Representative deallocation times:

BackendDealloc Median
Core22.859 ns
Lockfree38.586 ns
Async22.632 ns
Unified39.147 ns

Interpretation:

  • backend event construction is nanosecond-scale;
  • Core and Async are similar in this benchmark;
  • Lockfree and Unified are slower, roughly in the high-30ns range;
  • this benchmark measures event construction, not full end-to-end application overhead.

7. Concurrent Tracking

Representative concurrent tracking results:

ThreadsApproximate Median
119.174 µs
240.599 µs
455.303 µs
8134.74 µs
16372.96 µs
32961.58 µs
641.8646 ms
1284.6714 ms

Interpretation:

  • concurrency works;
  • scaling is not linear;
  • thread scheduling and shared state costs are visible;
  • 48-thread results show regression, while some larger thread-count cases show improvement against the previous baseline.

8. Shared Tracker Concurrent Tracking

Representative shared tracker results:

ThreadsApproximate Median
198.300 µs
2231.96 µs
4363.82 µs
8924.19 µs
161.8448 ms
323.5680 ms
647.0581 ms

Interpretation:

  • sharing one tracker across many threads is a stress scenario;
  • costs grow clearly with thread count;
  • the log shows improvements against previous runs, but absolute shared-state cost remains visible.

9. Allocation Patterns

Representative results:

PatternApproximate MedianLog Status
many small allocations809.84 µsregressed
few large allocations96.308 µsimproved
mixed size allocations111.44 µsregressed
burst allocations789.08 µsno significant change

Interpretation:

  • many small allocations remain expensive compared with few large allocations;
  • allocation pattern matters;
  • performance should be discussed by workload shape, not one global number.

10. Tracking Stats

Some statistics operations are extremely cheap:

OperationApproximate Median
stats_record_attempt1.8200 ns
stats_record_success1.8211 ns
stats_record_miss3.2607 ns
stats_get_completeness548.58 ps
stats_get_detailed_stats1.6463 ns

These are tiny operations, but they should not be confused with full tracking or analysis cost.

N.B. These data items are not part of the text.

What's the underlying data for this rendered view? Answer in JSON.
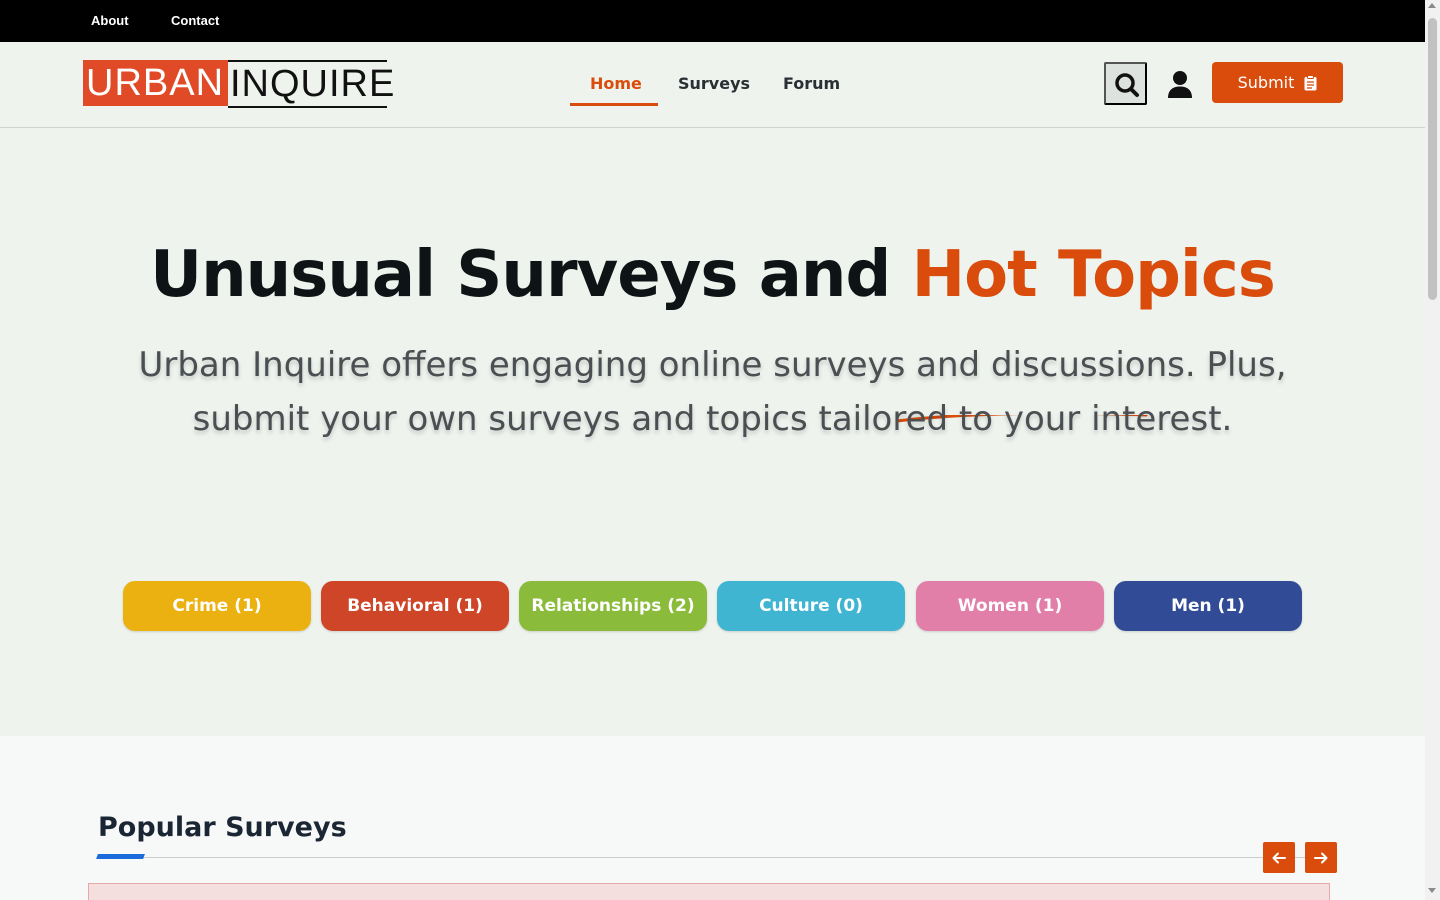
{
  "topbar": {
    "links": [
      "About",
      "Contact"
    ]
  },
  "brand": {
    "part1": "URBAN",
    "part2": "INQUIRE",
    "colors": {
      "accent": "#e04a26"
    }
  },
  "nav": {
    "items": [
      "Home",
      "Surveys",
      "Forum"
    ],
    "active": "Home"
  },
  "header_actions": {
    "search_icon": "search-icon",
    "user_icon": "user-icon",
    "submit_label": "Submit",
    "submit_icon": "clipboard-icon"
  },
  "hero": {
    "title_part1": "Unusual Surveys and",
    "title_part2": "Hot Topics",
    "subtitle": "Urban Inquire offers engaging online surveys and discussions. Plus, submit your own surveys and topics tailored to your interest."
  },
  "categories": [
    {
      "label": "Crime (1)",
      "color": "#ebb111"
    },
    {
      "label": "Behavioral (1)",
      "color": "#cf4527"
    },
    {
      "label": "Relationships (2)",
      "color": "#8bbb3b"
    },
    {
      "label": "Culture (0)",
      "color": "#3fb5d2"
    },
    {
      "label": "Women (1)",
      "color": "#e17fa9"
    },
    {
      "label": "Men (1)",
      "color": "#324b97"
    }
  ],
  "popular": {
    "title": "Popular Surveys",
    "prev_icon": "arrow-left-icon",
    "next_icon": "arrow-right-icon"
  },
  "theme": {
    "primary": "#d94c0c",
    "hero_bg": "#eef3ee",
    "dark": "#0e1416"
  }
}
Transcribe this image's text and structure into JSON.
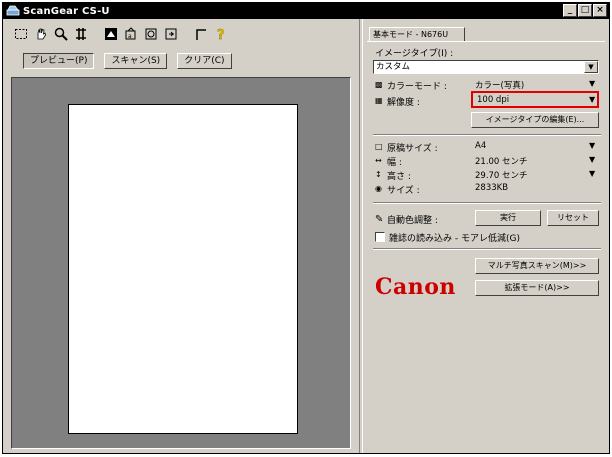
{
  "window": {
    "title": "ScanGear CS-U",
    "minimize": "_",
    "maximize": "□",
    "close": "×"
  },
  "left": {
    "tabs": [
      "プレビュー(P)",
      "スキャン(S)",
      "クリア(C)"
    ]
  },
  "right": {
    "mode_tab": "基本モード - N676U",
    "image_type_label": "イメージタイプ(I) :",
    "image_type_value": "カスタム",
    "color_mode_label": "カラーモード :",
    "color_mode_value": "カラー(写真)",
    "resolution_label": "解像度 :",
    "resolution_value": "100 dpi",
    "edit_image_type_button": "イメージタイプの編集(E)...",
    "doc_size_label": "原稿サイズ :",
    "doc_size_value": "A4",
    "width_label": "幅 :",
    "width_value": "21.00 センチ",
    "height_label": "高さ :",
    "height_value": "29.70 センチ",
    "size_label": "サイズ :",
    "size_value": "2833KB",
    "auto_color_label": "自動色調整 :",
    "execute_button": "実行",
    "reset_button": "リセット",
    "moire_label": "雑誌の読み込み - モアレ低減(G)",
    "multi_photo_button": "マルチ写真スキャン(M)>>",
    "advanced_mode_button": "拡張モード(A)>>",
    "brand": "Canon"
  },
  "colors": {
    "highlight_box": "#e00000",
    "brand": "#cc0000"
  },
  "icons": [
    "scanner-icon",
    "select-frame-icon",
    "hand-icon",
    "zoom-icon",
    "trim-icon",
    "mirror-icon",
    "rotate-left-icon",
    "rotate-right-icon",
    "auto-crop-icon",
    "help-icon"
  ]
}
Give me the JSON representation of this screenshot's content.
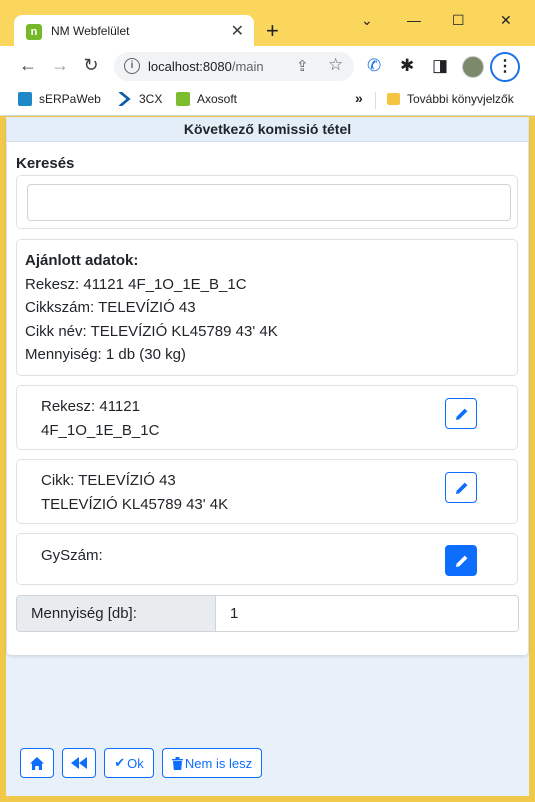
{
  "browser": {
    "tab_title": "NM Webfelület",
    "tab_favicon_letter": "n",
    "url_host": "localhost:8080",
    "url_path": "/main",
    "bookmarks": [
      "sERPaWeb",
      "3CX",
      "Axosoft"
    ],
    "bookmarks_overflow": "»",
    "other_bookmarks": "További könyvjelzők"
  },
  "page": {
    "header_title": "Következő komissió tétel",
    "search_label": "Keresés",
    "search_value": "",
    "recommended": {
      "title": "Ajánlott adatok:",
      "lines": [
        "Rekesz: 41121 4F_1O_1E_B_1C",
        "Cikkszám: TELEVÍZIÓ 43",
        "Cikk név: TELEVÍZIÓ KL45789 43' 4K",
        "Mennyiség: 1 db (30 kg)"
      ]
    },
    "rekesz": {
      "line1": "Rekesz: 41121",
      "line2": "4F_1O_1E_B_1C"
    },
    "cikk": {
      "line1": "Cikk: TELEVÍZIÓ 43",
      "line2": "TELEVÍZIÓ KL45789 43' 4K"
    },
    "gyszam": {
      "line1": "GySzám:"
    },
    "quantity": {
      "label": "Mennyiség [db]:",
      "value": "1"
    }
  },
  "footer": {
    "ok_label": "Ok",
    "cancel_label": "Nem is lesz"
  },
  "colors": {
    "primary": "#0d6efd",
    "page_bg": "#e8f1fa",
    "titlebar": "#fbd65c"
  }
}
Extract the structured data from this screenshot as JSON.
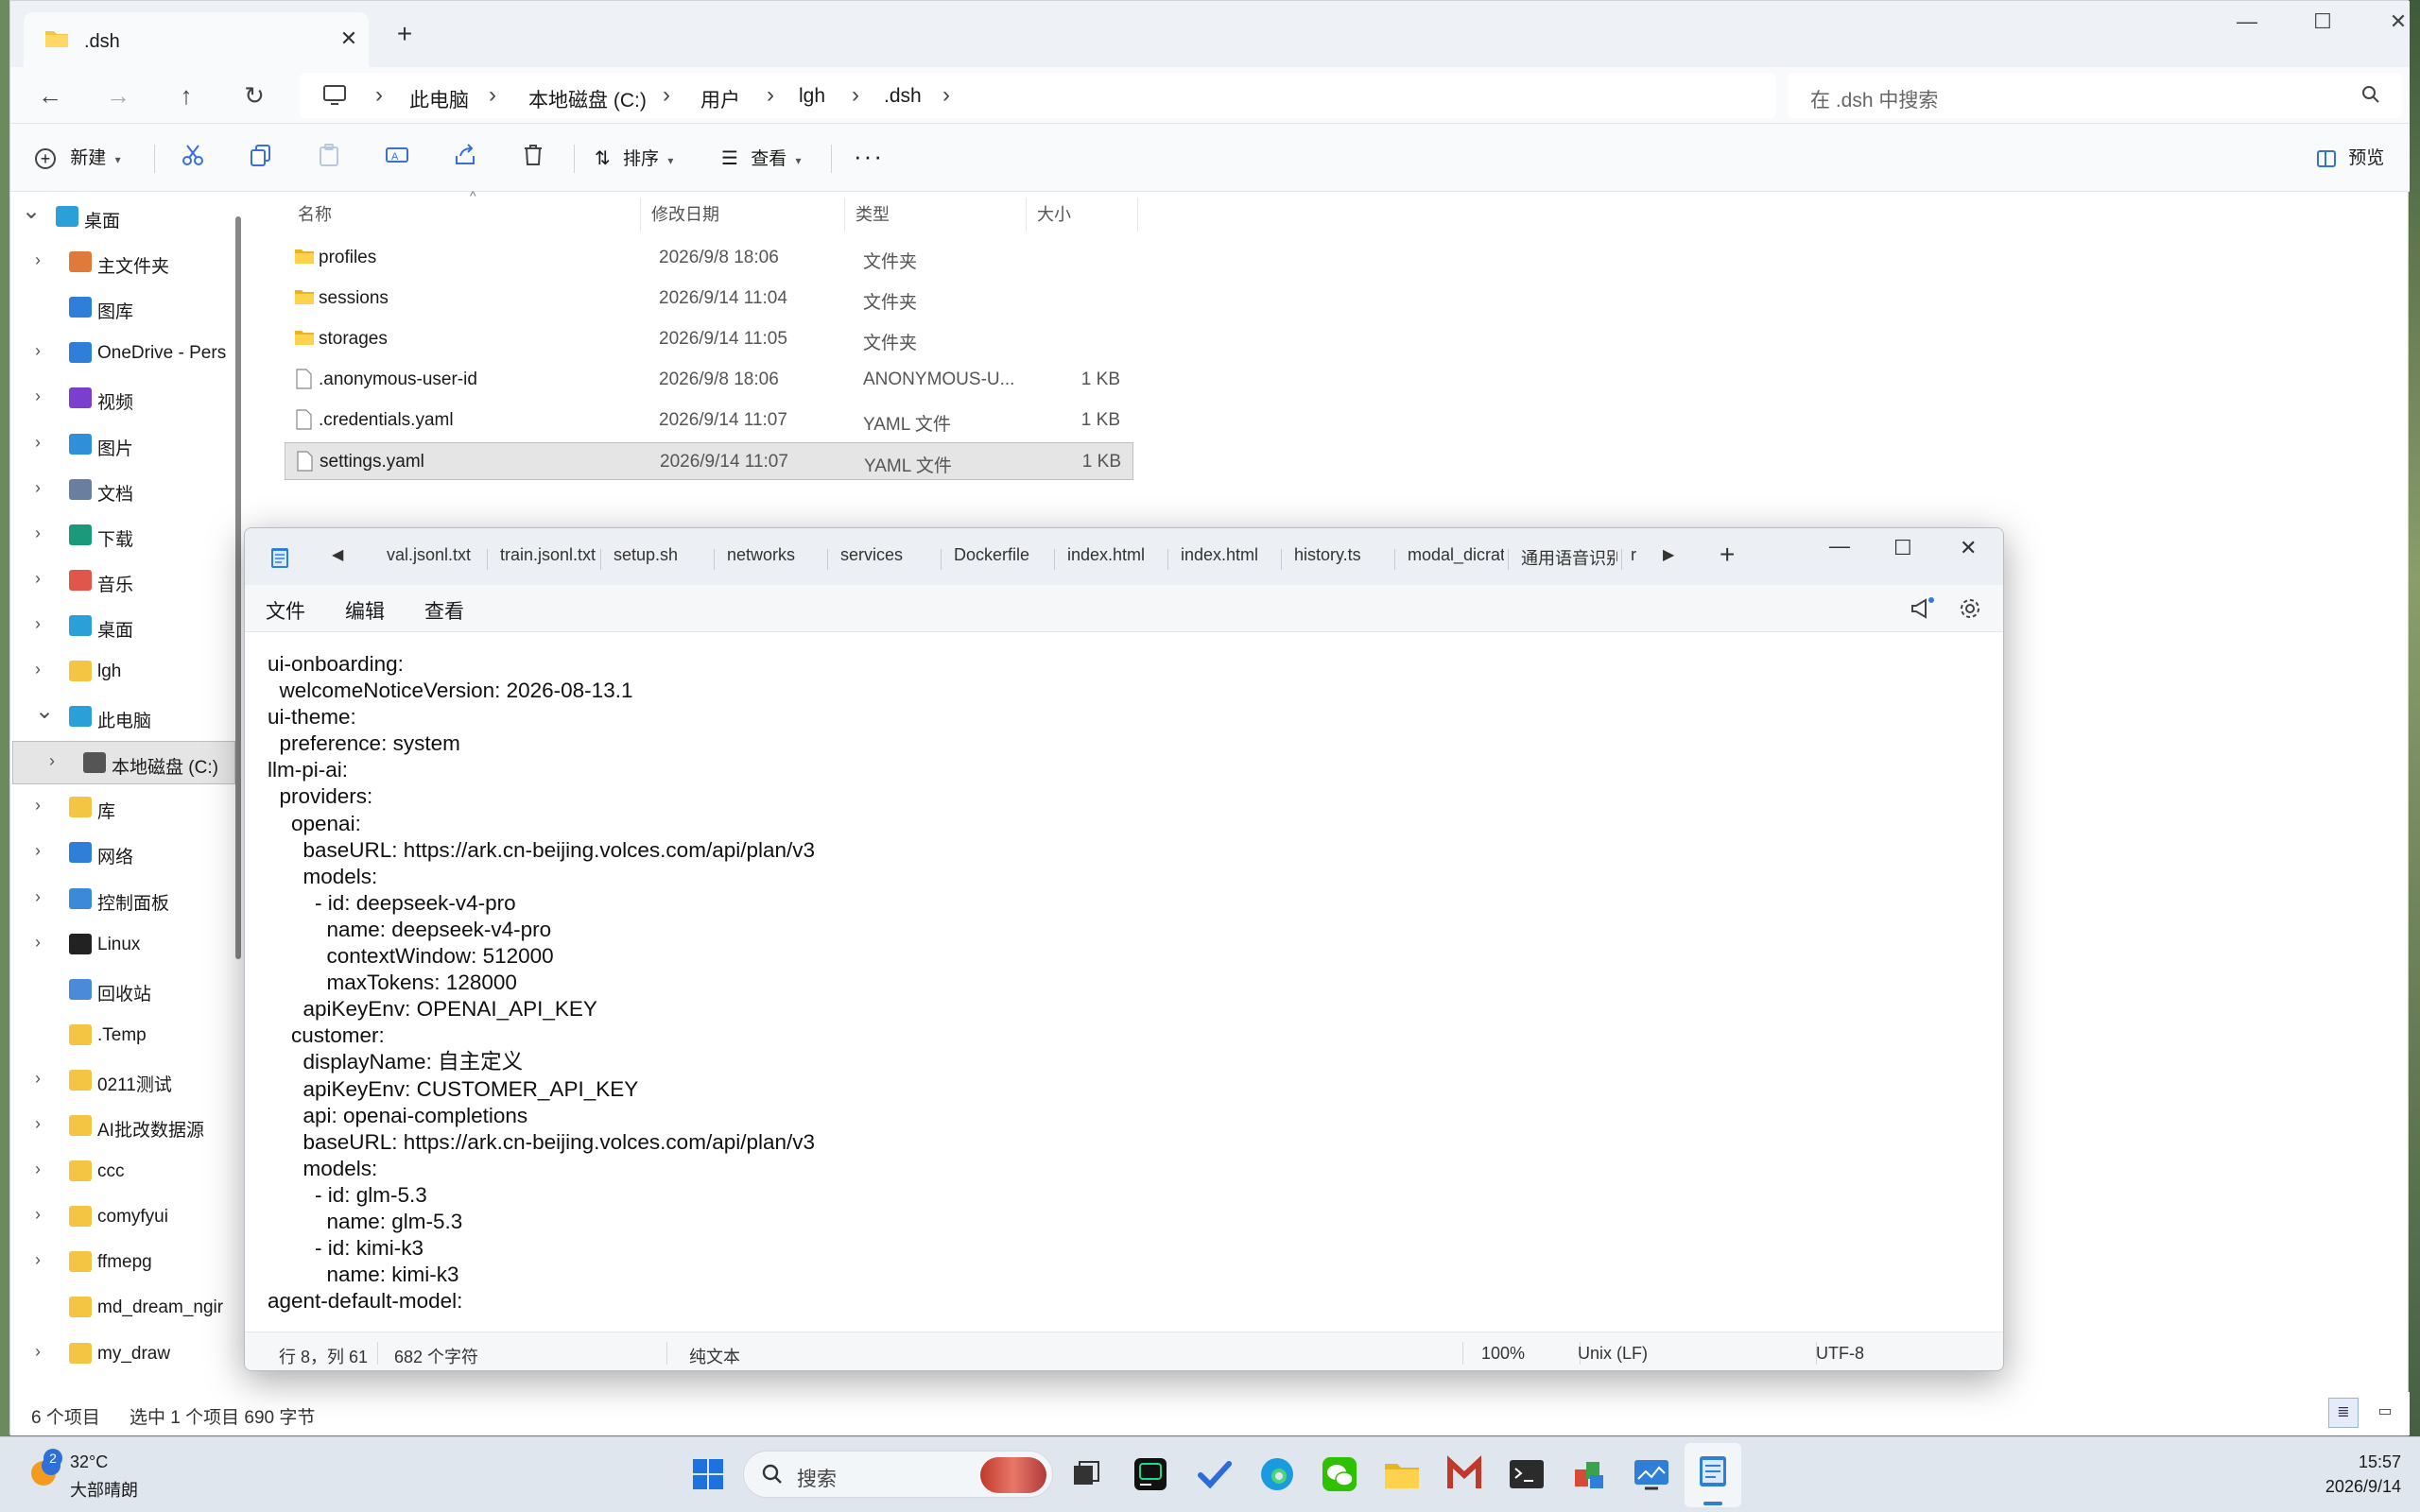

11. What the Benchmark Does Not Prove

The benchmark log does not prove:

  • production overhead under all workloads;
  • async attribution overhead in isolation;
  • StackOwner grouping cost in isolation;
  • dashboard rendering cost under large reports;
  • memory overhead under long-running services;
  • correctness of relation inference.

Benchmarks measure performance of specific paths, not the whole tool in every environment.


12. Honest Summary

The accurate performance story is:

  • core event construction is nanosecond-scale;
  • explicit variable tracking is usually sub-microsecond for small values;
  • batch tracking scales roughly linearly;
  • analysis becomes millisecond-scale for large record counts;
  • concurrency is supported but not free;
  • shared tracker scenarios show real contention cost;
  • benchmark logs include both improvements and regressions.

The most honest phrasing is:

memscope-rs has practical profiling overhead for many measured paths, but it is not zero-cost and the benchmark log shows active performance evolution.